Of course, there was another big event in the early 21st century that “damaged America’s standing and influence” – the 2003 invasion of Iraq. Joe Biden supported it. That not only puts him at odds with vast majority of Democratic primary voters (and the American public at large) but also calls into question the very raison d’etre of his presidency. If Mr. Biden managed to get the biggest foreign policy call of his career wrong, then how much does his vast experience and his full Rolodex really matter? He may be “knowledgeable,” in the words of Nick Burns, but is he wise? Joe Biden running on his foreign policy record is tantamount to Richard Nixon mounting a campaign touting his stellar personal ethics.

The killing of Soleimani has raised fears among Democrats that the United States could be blundering towards a catastrophic war with Iran. That puts a premium on sincere anti-war candidates — not Joe Biden. Democrats have just such a candidate in the form of Vermont senator Bernie Sanders. Mr. Sanders is already surging; he just announced a massive fundraising haul and it is nipping at Mr. Biden’s heels in national polling.

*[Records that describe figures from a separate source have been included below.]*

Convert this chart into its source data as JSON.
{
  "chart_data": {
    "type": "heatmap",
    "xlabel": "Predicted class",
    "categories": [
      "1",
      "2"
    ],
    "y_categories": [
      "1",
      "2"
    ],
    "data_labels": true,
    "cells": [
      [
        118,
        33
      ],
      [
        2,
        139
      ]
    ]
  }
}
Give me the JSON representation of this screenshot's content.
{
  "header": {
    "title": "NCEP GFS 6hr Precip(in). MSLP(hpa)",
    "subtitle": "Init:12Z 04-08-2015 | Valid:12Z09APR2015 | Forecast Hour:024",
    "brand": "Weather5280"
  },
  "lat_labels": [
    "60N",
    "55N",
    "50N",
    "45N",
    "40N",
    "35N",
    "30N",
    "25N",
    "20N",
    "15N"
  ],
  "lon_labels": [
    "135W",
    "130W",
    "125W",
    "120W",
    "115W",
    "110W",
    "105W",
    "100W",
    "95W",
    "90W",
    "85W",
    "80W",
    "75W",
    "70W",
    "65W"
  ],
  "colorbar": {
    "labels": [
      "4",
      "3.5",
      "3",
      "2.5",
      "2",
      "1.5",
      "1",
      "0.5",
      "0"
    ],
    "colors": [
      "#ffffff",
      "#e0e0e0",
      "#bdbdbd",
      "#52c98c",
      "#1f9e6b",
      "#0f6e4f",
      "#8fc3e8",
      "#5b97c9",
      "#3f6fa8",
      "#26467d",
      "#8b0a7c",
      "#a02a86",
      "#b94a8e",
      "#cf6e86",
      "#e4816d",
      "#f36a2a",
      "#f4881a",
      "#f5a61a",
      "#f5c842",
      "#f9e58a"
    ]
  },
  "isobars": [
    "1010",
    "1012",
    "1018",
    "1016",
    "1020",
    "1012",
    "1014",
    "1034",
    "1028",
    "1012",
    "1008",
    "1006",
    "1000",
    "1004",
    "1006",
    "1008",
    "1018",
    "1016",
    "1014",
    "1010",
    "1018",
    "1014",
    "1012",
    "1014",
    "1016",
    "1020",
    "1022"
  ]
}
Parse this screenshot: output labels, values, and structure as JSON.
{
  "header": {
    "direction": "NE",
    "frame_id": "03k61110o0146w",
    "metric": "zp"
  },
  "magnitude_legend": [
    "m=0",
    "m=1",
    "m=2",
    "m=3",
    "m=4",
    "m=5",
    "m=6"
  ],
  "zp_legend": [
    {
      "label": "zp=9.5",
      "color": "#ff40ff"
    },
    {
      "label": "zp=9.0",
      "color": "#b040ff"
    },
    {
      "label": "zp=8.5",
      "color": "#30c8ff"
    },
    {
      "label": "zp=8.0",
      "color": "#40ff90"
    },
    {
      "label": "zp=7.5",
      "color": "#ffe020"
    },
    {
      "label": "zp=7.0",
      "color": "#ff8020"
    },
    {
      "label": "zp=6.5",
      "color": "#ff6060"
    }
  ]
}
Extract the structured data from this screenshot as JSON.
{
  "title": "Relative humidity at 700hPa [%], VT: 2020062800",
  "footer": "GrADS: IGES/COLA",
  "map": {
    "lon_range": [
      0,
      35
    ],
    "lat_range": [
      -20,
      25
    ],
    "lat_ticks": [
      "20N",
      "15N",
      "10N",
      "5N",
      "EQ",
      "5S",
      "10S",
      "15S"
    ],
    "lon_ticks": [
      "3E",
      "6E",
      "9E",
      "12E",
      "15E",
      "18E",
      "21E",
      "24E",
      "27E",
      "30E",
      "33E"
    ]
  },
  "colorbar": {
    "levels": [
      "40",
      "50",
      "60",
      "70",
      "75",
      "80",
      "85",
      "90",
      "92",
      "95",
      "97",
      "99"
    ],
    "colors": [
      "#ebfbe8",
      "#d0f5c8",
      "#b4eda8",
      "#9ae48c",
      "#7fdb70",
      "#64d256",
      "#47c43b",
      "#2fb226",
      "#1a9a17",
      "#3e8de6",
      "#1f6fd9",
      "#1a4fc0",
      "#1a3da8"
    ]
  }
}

And he’ll certainly get a boost now that foreign wars in the Middle East are back in the political discussion.

Senator Sanders, whose political shrewdness is one of his underrated assets, clearly realizes this. As news of Soleimani’s demise broke, the Vermont senator quickly issued a pithy tweet: “I was right about Vietnam. I was right about Iraq. I will do everything in my power to prevent a war with Iran. I apologize to no one.” He didn’t need to add who was wrong.